The Glover Park-Burleith market at 35th Street and Wisconsin Avenue, across from Safeway, is open year-round on Saturdays from 9 a.m. to 1 p.m. It features vendors offering mainly organic fresh produce. Sheri and Allan Rivlin of Whirled Peas Kitchen sell “world healthy real food” prepared dishes to take home, including very interesting homemade kale chips (that, for some, may taste better than they look).
The Dupont Circle market is the largest. Next to the Metro on Q Street, its 50-some vendors sell on Sundays year-round. The hours are 8:30 a.m. to 1:30 p.m. in the warmer weather and 10 a.m. to 1 p.m. January through March.
The Palisades Market at 48th Place and MacArthur Boulevard is open year-round on Sundays from 9 a.m. to 1 p.m.
The new Georgetown Neighborhood Farmers’ Market at P Street and Wisconsin Avenue — open 10 a.m. to 2 p.m. on Sundays — will end its season sometime in November. The market’s six booths offer organic seasonal fruits, vegetables, meats, pastries, meats and hot beverages. Orders will be taken soon for organic-grown Christmas trees and wreaths.
The Wednesday afternoon Rose Park Farmers Market at O and 26th Streets, open 4 to 7 p.m., will close at the end of October and open again in the spring. The 12-vendor market is supported by the Friends of Rose Park.

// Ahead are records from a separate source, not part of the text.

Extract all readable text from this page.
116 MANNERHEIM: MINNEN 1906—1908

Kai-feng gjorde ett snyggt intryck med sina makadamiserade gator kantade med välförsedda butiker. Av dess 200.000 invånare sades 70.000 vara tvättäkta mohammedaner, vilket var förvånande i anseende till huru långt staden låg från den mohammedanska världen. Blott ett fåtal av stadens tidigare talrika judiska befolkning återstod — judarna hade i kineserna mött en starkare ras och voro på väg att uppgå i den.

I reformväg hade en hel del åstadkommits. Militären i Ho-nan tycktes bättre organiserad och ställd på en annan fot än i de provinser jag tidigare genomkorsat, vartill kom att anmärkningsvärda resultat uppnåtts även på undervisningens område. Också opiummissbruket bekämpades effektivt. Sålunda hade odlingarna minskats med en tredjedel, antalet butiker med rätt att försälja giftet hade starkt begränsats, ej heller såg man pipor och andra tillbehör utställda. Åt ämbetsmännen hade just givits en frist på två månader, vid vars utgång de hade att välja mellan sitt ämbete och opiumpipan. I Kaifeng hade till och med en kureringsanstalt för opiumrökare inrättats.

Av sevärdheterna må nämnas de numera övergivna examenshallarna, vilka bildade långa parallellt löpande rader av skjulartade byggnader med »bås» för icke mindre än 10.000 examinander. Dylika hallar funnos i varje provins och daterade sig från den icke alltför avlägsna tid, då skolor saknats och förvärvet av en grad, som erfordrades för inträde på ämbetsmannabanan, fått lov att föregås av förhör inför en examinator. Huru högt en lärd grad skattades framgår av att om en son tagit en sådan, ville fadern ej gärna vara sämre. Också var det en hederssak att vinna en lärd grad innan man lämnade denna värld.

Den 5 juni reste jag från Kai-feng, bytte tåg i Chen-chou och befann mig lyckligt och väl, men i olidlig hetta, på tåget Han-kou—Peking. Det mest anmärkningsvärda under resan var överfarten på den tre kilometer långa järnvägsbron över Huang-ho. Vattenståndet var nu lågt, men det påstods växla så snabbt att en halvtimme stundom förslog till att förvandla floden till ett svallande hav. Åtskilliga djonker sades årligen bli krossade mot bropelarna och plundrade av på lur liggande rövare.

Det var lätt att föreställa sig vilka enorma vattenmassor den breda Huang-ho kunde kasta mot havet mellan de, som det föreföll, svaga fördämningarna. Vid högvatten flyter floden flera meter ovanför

The Georgetown University Farmers’ Market, on campus at Red Square, is different. It is run by a student board of eight. Only two of the dozen or so venders sell fresh local vegetables and fruit. The others offer a unique range of on-site prepared food — from somosas, an Indian street food of cooked potatoes and peas in a pastry with a spicy cilantro sauce, to French sweet and savory crepes and Belgian waffles. The market also offers natural fruit ice pops, ice cream sundaes on top of just-made hot cookies and home-made ginger beer and root beer floats. Crowds of students and neighbors can be seen stuffing their bags and faces with these delectables on Wednesdays from noon to 5 p.m., April until mid-December.